Don’t get me wrong, I loved Ole Gunnar Solskjaer as a player. He was the first ‘supersub’ worthy of the name and remains the best there’s ever been. He came on and scored the winning goal in a Champions League final, FFS, you can’t more ‘super’ than that. Yet, as virtually always (Glenn Hoddle the noted exception) ‘fans’ favourites’ make useless managers. Like when Shearer went to manage Newcastle. Like a returning hero, like the God he is in those parts. Yet found that the unarguable gift he had for scoring goals was not part of the skill set required to manage a club. Which he couldn’t, didn’t and failed miserably.

Ole has done ok. At times. Then loaded up this summer with a few extra superstars. Like Ronaldo. The super-est superstar of them all. Like Jaydon Sancho, the up-and-coming superstar. And Donny Van der Beek. A Dutchman. Well with those names added to the already star-studded list, what could possibly go wrong?

To lose at home hurts. To lose at home to your bitterest rivals really hurts. To basically not even turn up for the match, get totally demolished, lose by an embarrassing score line and have last year’s superstar sent off after 14 minutes on the pitch, well that’s just… just…

Just awful. At which point the fans, as well as the owners, have to think: ‘what the f….??’

And logically, it can only really come down to the manager.
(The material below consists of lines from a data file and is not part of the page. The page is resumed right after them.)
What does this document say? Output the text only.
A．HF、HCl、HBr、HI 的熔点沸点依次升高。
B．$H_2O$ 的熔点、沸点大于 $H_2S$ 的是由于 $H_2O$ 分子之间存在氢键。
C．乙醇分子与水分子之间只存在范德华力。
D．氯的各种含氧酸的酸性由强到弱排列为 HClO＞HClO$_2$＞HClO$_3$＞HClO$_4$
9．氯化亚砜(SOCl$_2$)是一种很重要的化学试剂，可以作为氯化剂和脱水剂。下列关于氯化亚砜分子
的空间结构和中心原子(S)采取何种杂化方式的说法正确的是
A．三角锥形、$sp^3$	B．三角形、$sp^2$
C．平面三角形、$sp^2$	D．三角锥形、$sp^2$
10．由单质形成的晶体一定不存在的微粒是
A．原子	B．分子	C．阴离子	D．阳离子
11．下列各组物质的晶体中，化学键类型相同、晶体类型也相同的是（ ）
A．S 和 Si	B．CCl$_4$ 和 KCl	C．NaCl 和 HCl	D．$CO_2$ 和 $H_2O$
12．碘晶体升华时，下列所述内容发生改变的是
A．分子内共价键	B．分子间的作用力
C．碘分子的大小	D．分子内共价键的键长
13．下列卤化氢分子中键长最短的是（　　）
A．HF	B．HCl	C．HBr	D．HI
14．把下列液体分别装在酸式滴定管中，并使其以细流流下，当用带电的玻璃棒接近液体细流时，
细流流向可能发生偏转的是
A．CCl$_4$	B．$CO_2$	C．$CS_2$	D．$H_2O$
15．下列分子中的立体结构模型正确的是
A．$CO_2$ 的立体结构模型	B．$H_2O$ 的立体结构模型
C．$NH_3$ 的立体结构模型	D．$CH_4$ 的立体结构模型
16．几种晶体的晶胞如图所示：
He has an orchestra of prodigious talent but failed to conduct it. I don’t think the players are without blame, they were terrible on Sunday, lazy, careless and negligent. But they would never have played like that under Alex Ferguson. They wouldn’t have dared.

I’m quite amazed that Ole is still (at the time of writing) in his job. Although part of me hopes he retains it. At least until Saturday, when United play Spurs. And we need all the help we can get.